Klosterman is CEO of her family’s bread company but is perhaps better known as an arts patron and architectural pioneer. The ultra-modern house in Prospect Hill she shares with her husband, art dealer Michael Lowe, was designed to house their combined collections and has been featured in design magazines. Simply Brilliant is the culmination of years of efforts to showcase her wares to the public. The collection was exhibited in museums in Belgium and Germany in 2020 and 2021, respectively, before coming home to roost. The pandemic prevented Klosterman from attending either European show.
The words museum and jewelry together typically evoke crown jewels stored away for special events or ethnic jewelry illustrating the handicrafts of some long-ago culture.

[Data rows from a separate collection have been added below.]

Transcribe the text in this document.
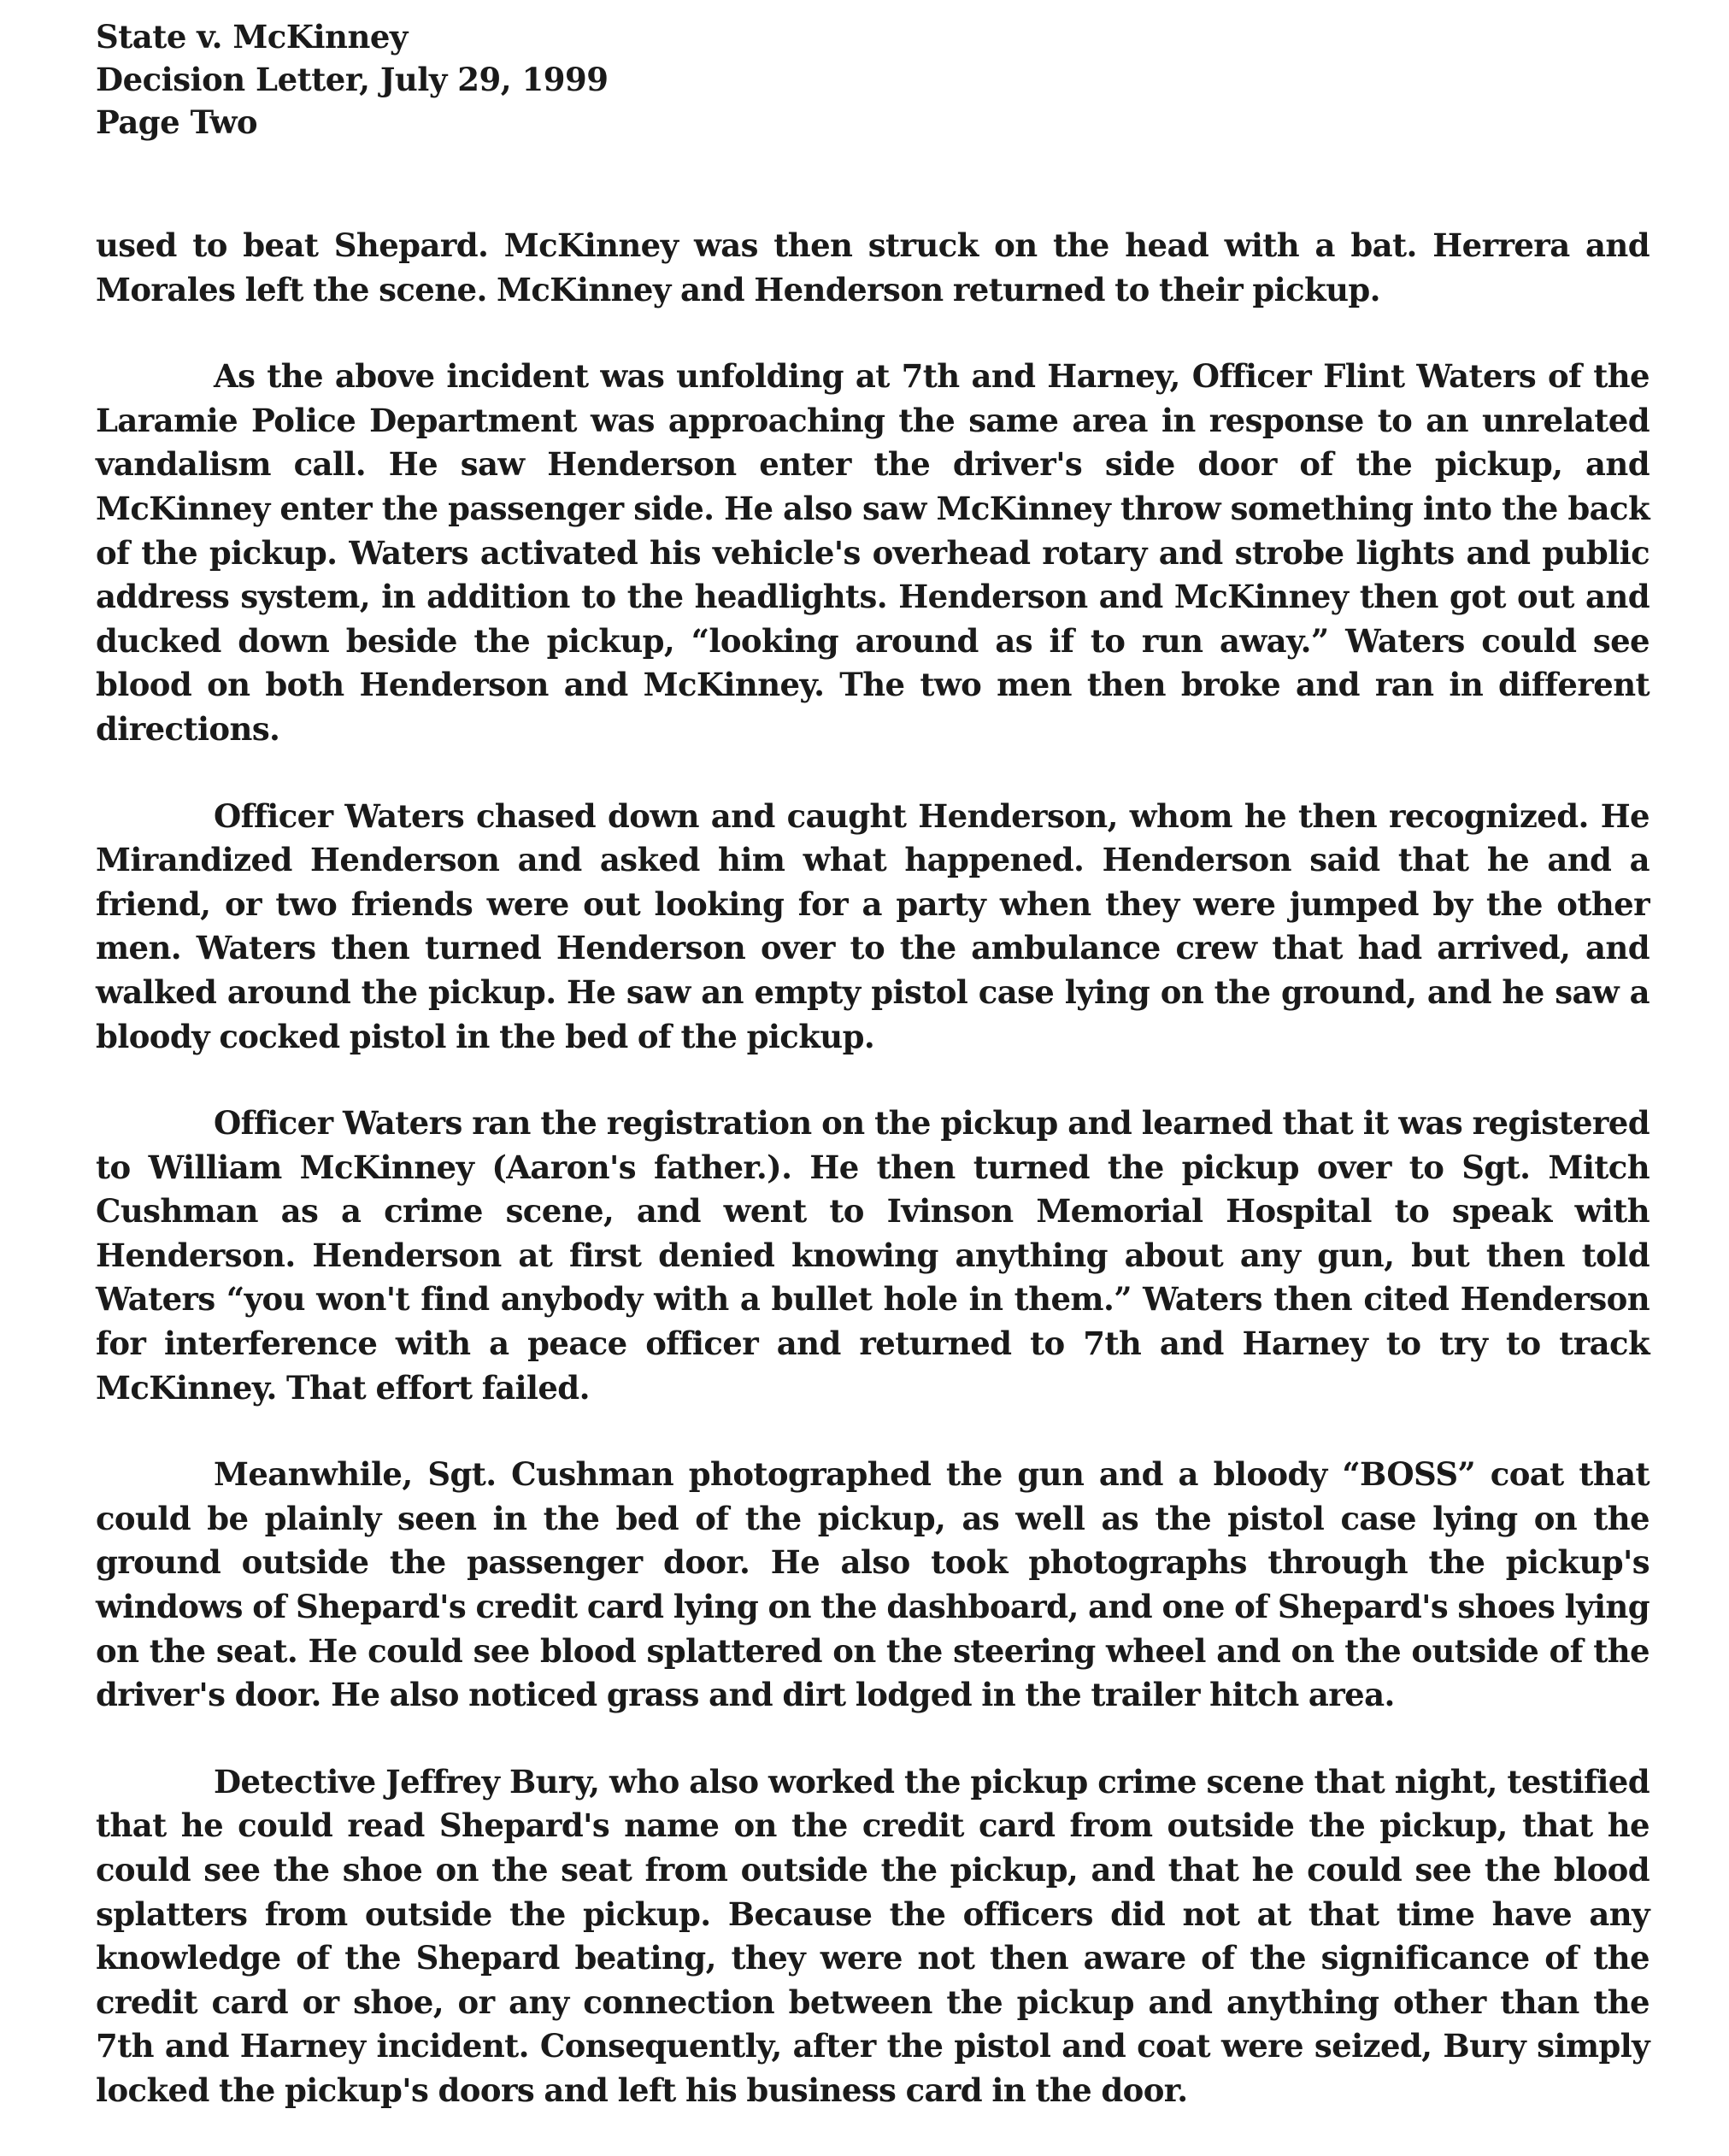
State v. McKinney
Decision Letter, July 29, 1999
Page Two

used to beat Shepard. McKinney was then struck on the head with a bat. Herrera and Morales left the scene. McKinney and Henderson returned to their pickup.

As the above incident was unfolding at 7th and Harney, Officer Flint Waters of the Laramie Police Department was approaching the same area in response to an unrelated vandalism call. He saw Henderson enter the driver's side door of the pickup, and McKinney enter the passenger side. He also saw McKinney throw something into the back of the pickup. Waters activated his vehicle's overhead rotary and strobe lights and public address system, in addition to the headlights. Henderson and McKinney then got out and ducked down beside the pickup, “looking around as if to run away.” Waters could see blood on both Henderson and McKinney. The two men then broke and ran in different directions.

Officer Waters chased down and caught Henderson, whom he then recognized. He Mirandized Henderson and asked him what happened. Henderson said that he and a friend, or two friends were out looking for a party when they were jumped by the other men. Waters then turned Henderson over to the ambulance crew that had arrived, and walked around the pickup. He saw an empty pistol case lying on the ground, and he saw a bloody cocked pistol in the bed of the pickup.

Officer Waters ran the registration on the pickup and learned that it was registered to William McKinney (Aaron's father.). He then turned the pickup over to Sgt. Mitch Cushman as a crime scene, and went to Ivinson Memorial Hospital to speak with Henderson. Henderson at first denied knowing anything about any gun, but then told Waters “you won't find anybody with a bullet hole in them.” Waters then cited Henderson for interference with a peace officer and returned to 7th and Harney to try to track McKinney. That effort failed.

Meanwhile, Sgt. Cushman photographed the gun and a bloody “BOSS” coat that could be plainly seen in the bed of the pickup, as well as the pistol case lying on the ground outside the passenger door. He also took photographs through the pickup's windows of Shepard's credit card lying on the dashboard, and one of Shepard's shoes lying on the seat. He could see blood splattered on the steering wheel and on the outside of the driver's door. He also noticed grass and dirt lodged in the trailer hitch area.

Detective Jeffrey Bury, who also worked the pickup crime scene that night, testified that he could read Shepard's name on the credit card from outside the pickup, that he could see the shoe on the seat from outside the pickup, and that he could see the blood splatters from outside the pickup. Because the officers did not at that time have any knowledge of the Shepard beating, they were not then aware of the significance of the credit card or shoe, or any connection between the pickup and anything other than the 7th and Harney incident. Consequently, after the pistol and coat were seized, Bury simply locked the pickup's doors and left his business card in the door.
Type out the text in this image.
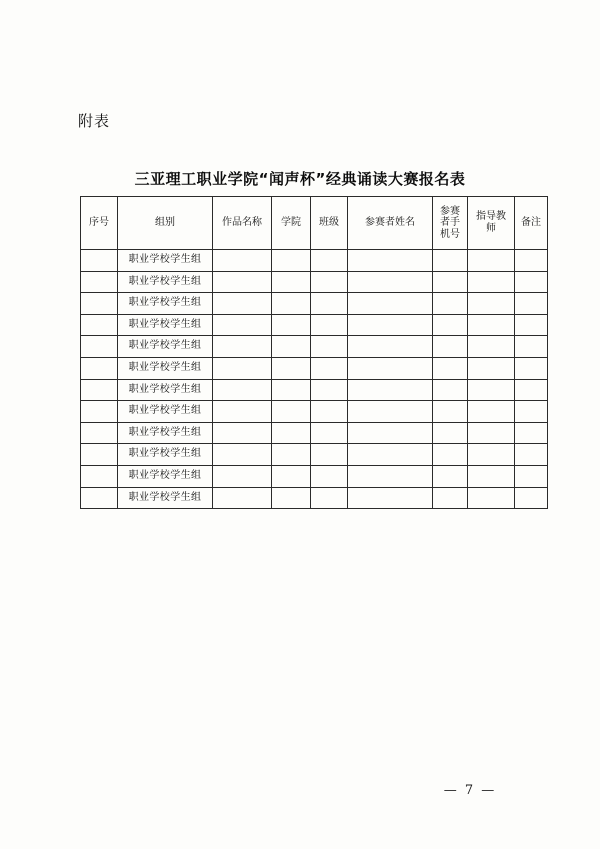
附表
三亚理工职业学院“闻声杯”经典诵读大赛报名表
序号	组别	作品名称	学院	班级	参赛者姓名	参赛者手机号	指导教师	备注
	职业学校学生组							
	职业学校学生组							
	职业学校学生组							
	职业学校学生组							
	职业学校学生组							
	职业学校学生组							
	职业学校学生组							
	职业学校学生组							
	职业学校学生组							
	职业学校学生组							
	职业学校学生组							
	职业学校学生组							
— 7 —
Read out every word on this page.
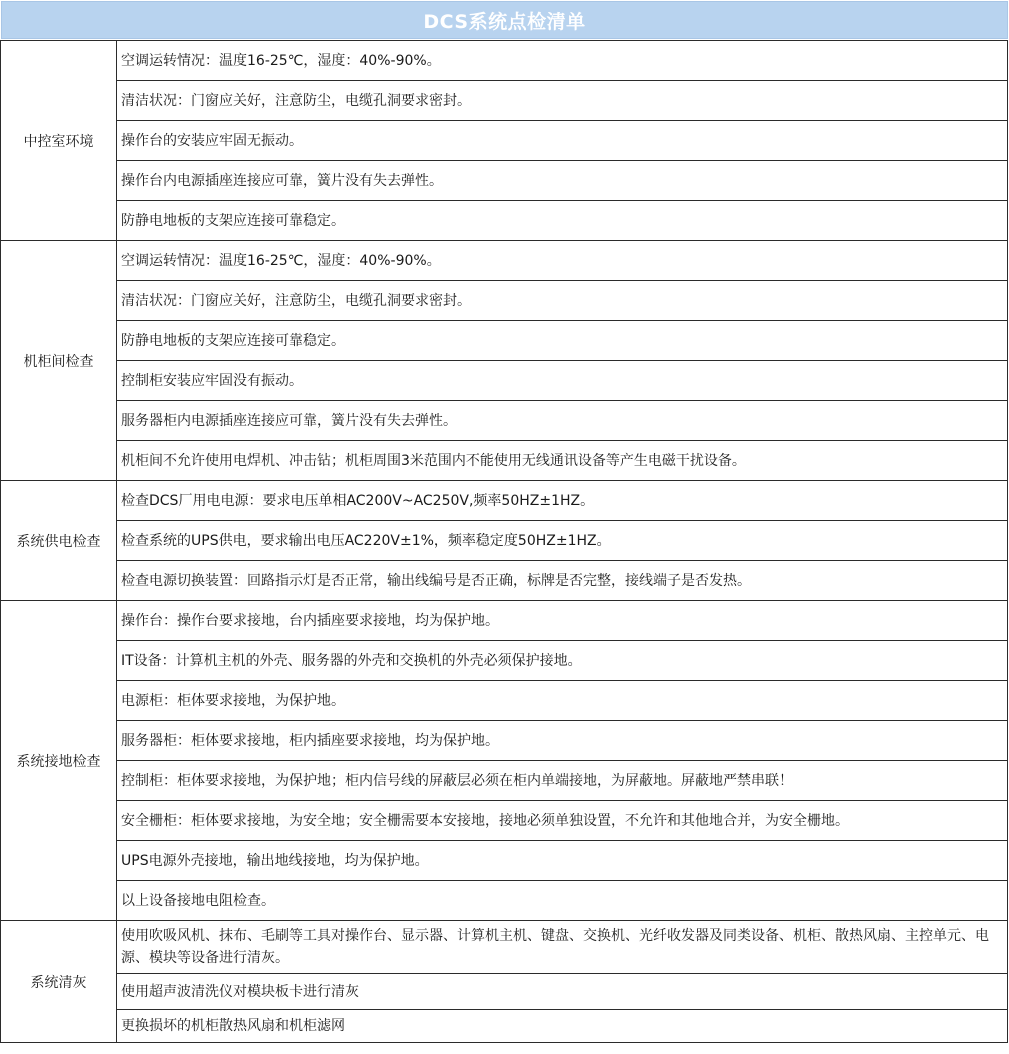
DCS系统点检清单
中控室环境	空调运转情况：温度16-25℃，湿度：40%-90%。
	清洁状况：门窗应关好，注意防尘，电缆孔洞要求密封。
	操作台的安装应牢固无振动。
	操作台内电源插座连接应可靠，簧片没有失去弹性。
	防静电地板的支架应连接可靠稳定。
机柜间检查	空调运转情况：温度16-25℃，湿度：40%-90%。
	清洁状况：门窗应关好，注意防尘，电缆孔洞要求密封。
	防静电地板的支架应连接可靠稳定。
	控制柜安装应牢固没有振动。
	服务器柜内电源插座连接应可靠，簧片没有失去弹性。
	机柜间不允许使用电焊机、冲击钻；机柜周围3米范围内不能使用无线通讯设备等产生电磁干扰设备。
系统供电检查	检查DCS厂用电电源：要求电压单相AC200V~AC250V,频率50HZ±1HZ。
	检查系统的UPS供电，要求输出电压AC220V±1%，频率稳定度50HZ±1HZ。
	检查电源切换装置：回路指示灯是否正常，输出线编号是否正确，标牌是否完整，接线端子是否发热。
系统接地检查	操作台：操作台要求接地，台内插座要求接地，均为保护地。
	IT设备：计算机主机的外壳、服务器的外壳和交换机的外壳必须保护接地。
	电源柜：柜体要求接地，为保护地。
	服务器柜：柜体要求接地，柜内插座要求接地，均为保护地。
	控制柜：柜体要求接地，为保护地；柜内信号线的屏蔽层必须在柜内单端接地，为屏蔽地。屏蔽地严禁串联！
	安全栅柜：柜体要求接地，为安全地；安全栅需要本安接地，接地必须单独设置，不允许和其他地合并，为安全栅地。
	UPS电源外壳接地，输出地线接地，均为保护地。
	以上设备接地电阻检查。
系统清灰	使用吹吸风机、抹布、毛刷等工具对操作台、显示器、计算机主机、键盘、交换机、光纤收发器及同类设备、机柜、散热风扇、主控单元、电源、模块等设备进行清灰。
	使用超声波清洗仪对模块板卡进行清灰
	更换损坏的机柜散热风扇和机柜滤网
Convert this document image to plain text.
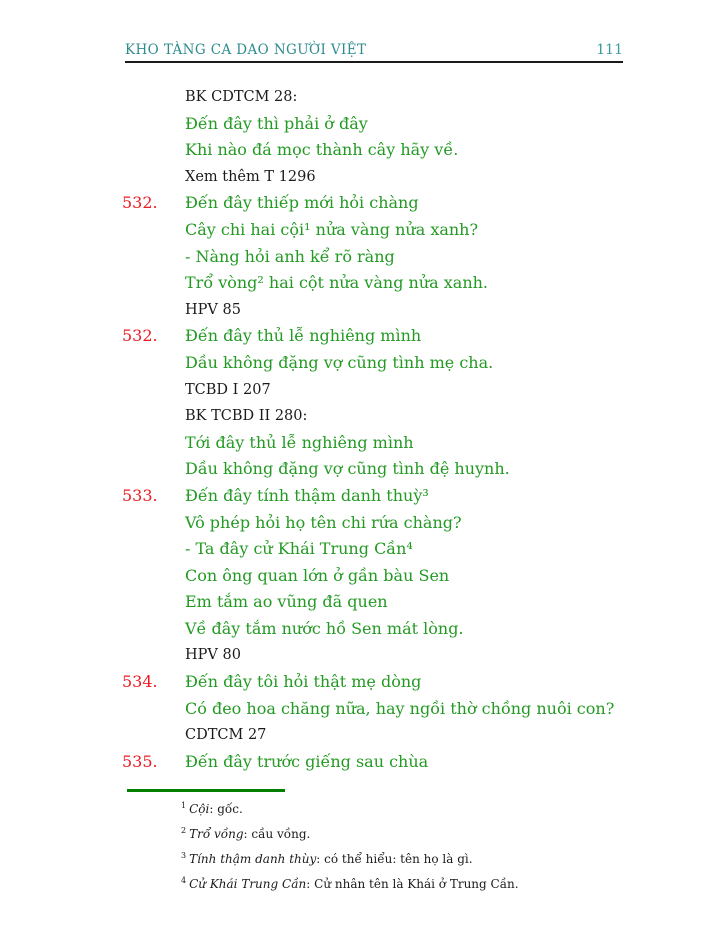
KHO TÀNG CA DAO NGƯỜI VIỆT	111
BK CDTCM 28:
Đến đây thì phải ở đây
Khi nào đá mọc thành cây hãy về.
Xem thêm T 1296
532. Đến đây thiếp mới hỏi chàng
Cây chi hai cội¹ nửa vàng nửa xanh?
- Nàng hỏi anh kể rõ ràng
Trổ vòng² hai cột nửa vàng nửa xanh.
HPV 85
532. Đến đây thủ lễ nghiêng mình
Dầu không đặng vợ cũng tình mẹ cha.
TCBD I 207
BK TCBD II 280:
Tới đây thủ lễ nghiêng mình
Dầu không đặng vợ cũng tình đệ huynh.
533. Đến đây tính thậm danh thuỳ³
Vô phép hỏi họ tên chi rứa chàng?
- Ta đây cử Khái Trung Cần⁴
Con ông quan lớn ở gần bàu Sen
Em tắm ao vũng đã quen
Về đây tắm nước hồ Sen mát lòng.
HPV 80
534. Đến đây tôi hỏi thật mẹ dòng
Có đeo hoa chăng nữa, hay ngồi thờ chồng nuôi con?
CDTCM 27
535. Đến đây trước giếng sau chùa
$^1$ Cội: gốc.
$^2$ Trổ vồng: cầu vồng.
$^3$ Tính thậm danh thùy: có thể hiểu: tên họ là gì.
$^4$ Cử Khái Trung Cần: Cử nhân tên là Khái ở Trung Cần.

It’s rare for any museum to own a significant stash of modern or contemporary jewelry in a permanent collection, and rarer still for one to showcase it as the sole focus. But the material in this show belongs here, no question. Much of it incorporates cutting-edge materials and methods.
This show will put to bed any perception that jewelry is frivolous or the realm of only women. Klosterman plans to donate some pieces to CAM for its permanent collection, burnishing its stature as art in its own right. Though she hates to let them go, “I’m afraid to wear some of the pieces myself,” she says. “Who knows what might happen to it at a party with a drink in my hand?”
See Simply Brilliant at the Cincinnati Art Museum October 22 through February 6, 2022.